I'm not defending the gunman's actions in the slightest - they were heinous and worth his self-inflicted death penalty. But there's got to be a reason why he did what he did. Somewhere inside his mind, he became a tortured soul. I don't hate him; I pity him.
That probably stems from my training in and studies of aikido and Zen philosophy. There's a number of stories about the founder of aikido, Morihei Ueshiba, known to his students as O-Sensei (meaning great teacher). One in particular sticks out in my mind right now.
He was riding a train in Tokyo when a visibly drunk young man carrying a bottle of booze entered the car and behaved belligerent to the other passengers. It was clear than he was frightening them - they acted as if terrified. So, here is O-Sensei, master and founder of aikido, a very strong martial art. He certainly had the ability to do what was needed to stop this man cold in his tracks if he attempted to physically attack him or anyone else. What did he do?
He waited until the man drew near - and proceeded to strike up a conversation with him, agreeing with his statements, complimenting his choice of beverage, asking him questions, and ultimately, trying to determine what drove him into this state. It turned out that the man had just been fired from his job, and he was the sole breadwinner for his household. He lacked the courage to confess his perceived disgrace to his wife and children, fearing they would be unsympathetic. O-Sensei listened with a sympathetic ear, encouraging the man to pull himself together and talk with his wife - if his family loved him, they would understand. By the time the conversation was over, they left the train as friends.
There's debate about whether the story is apocryphal or embellished over time, but it holds true with O-Sensei's beliefs which are incorporated into the practice of aikido.
What is the best way to win a fight? By not having one in the first place.
What is the best way of defeating an enemy? By making him your friend.

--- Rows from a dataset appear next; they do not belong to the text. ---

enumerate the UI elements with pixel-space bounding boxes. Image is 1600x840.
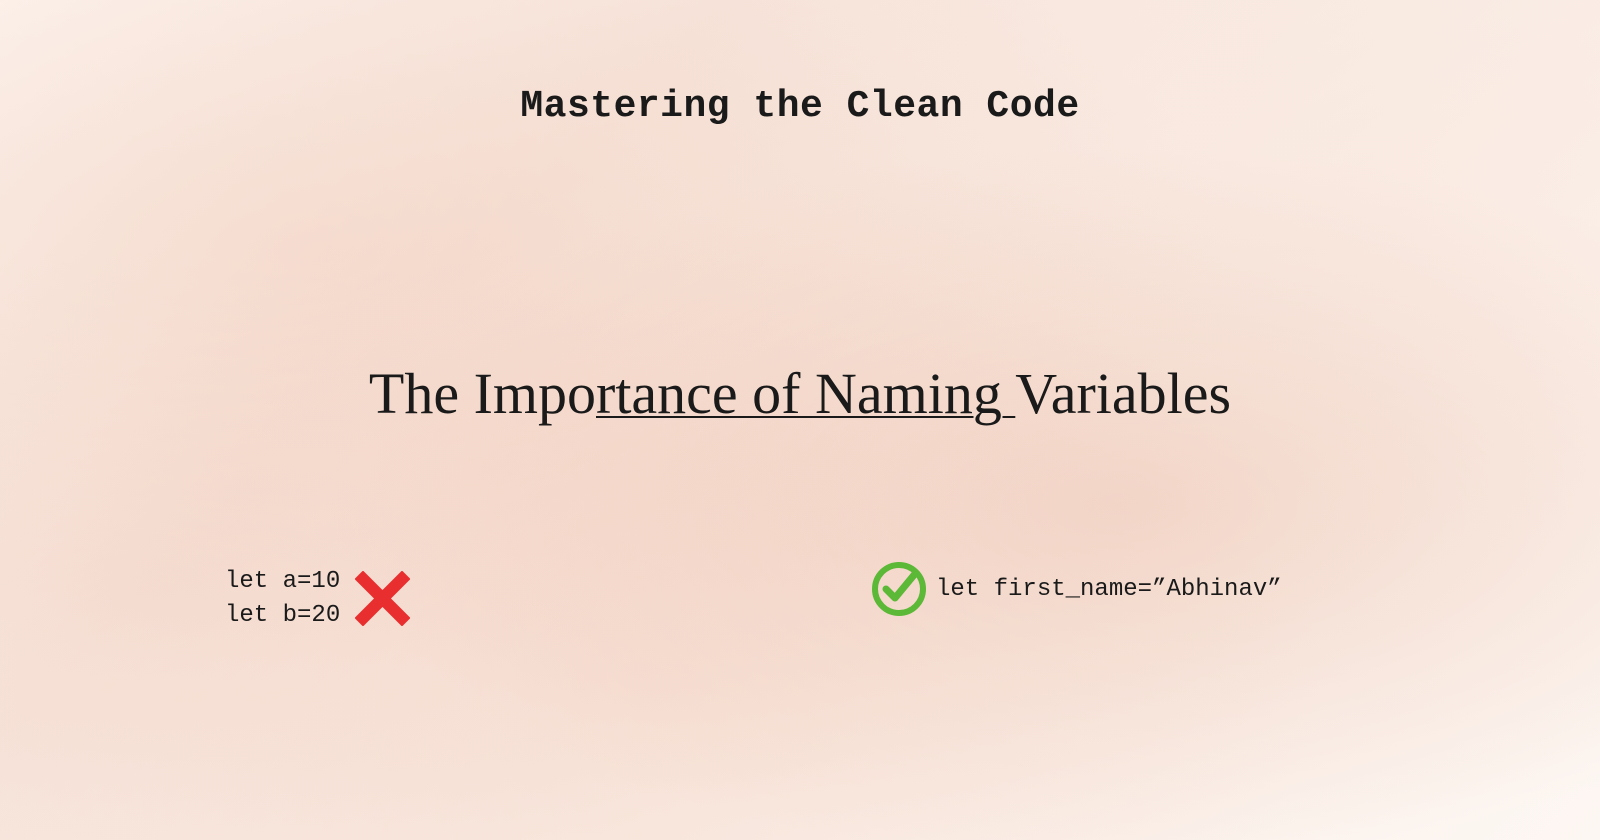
bad-example-block: let a=10 let b=20 <box>225 565 410 632</box>
bad-code-line-2: let b=20 <box>225 599 340 633</box>
page-header-title: Mastering the Clean Code <box>520 85 1079 128</box>
main-title: The Importance of Naming Variables <box>369 360 1231 427</box>
title-suffix: Variables <box>1015 361 1231 426</box>
bad-code-lines: let a=10 let b=20 <box>225 565 340 632</box>
good-example-block: let first_name=”Abhinav” <box>870 560 1282 618</box>
title-underlined: rtance of Naming <box>596 361 1015 426</box>
good-code-line: let first_name=”Abhinav” <box>936 576 1282 603</box>
title-prefix: The Impo <box>369 361 596 426</box>
cross-icon <box>355 571 410 626</box>
bad-code-line-1: let a=10 <box>225 565 340 599</box>
check-icon <box>870 560 928 618</box>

Imagine if you would how differently today might have been if the right person reached out to this young man and gave him the sympathetic ear he so desperately needed. Use this as an example. Be that "right person" - reach out to your fellow folks, friends and strangers alike, give them your attention when they're in dire need of it, make them your "successfully defeated enemies". We see so many similar tragedies and we need to take heed of the lessons they have to teach us, so that this tragedy may be the last. Sympathy and a warm heart can go much further than stricter laws or a warm gun in making this happen.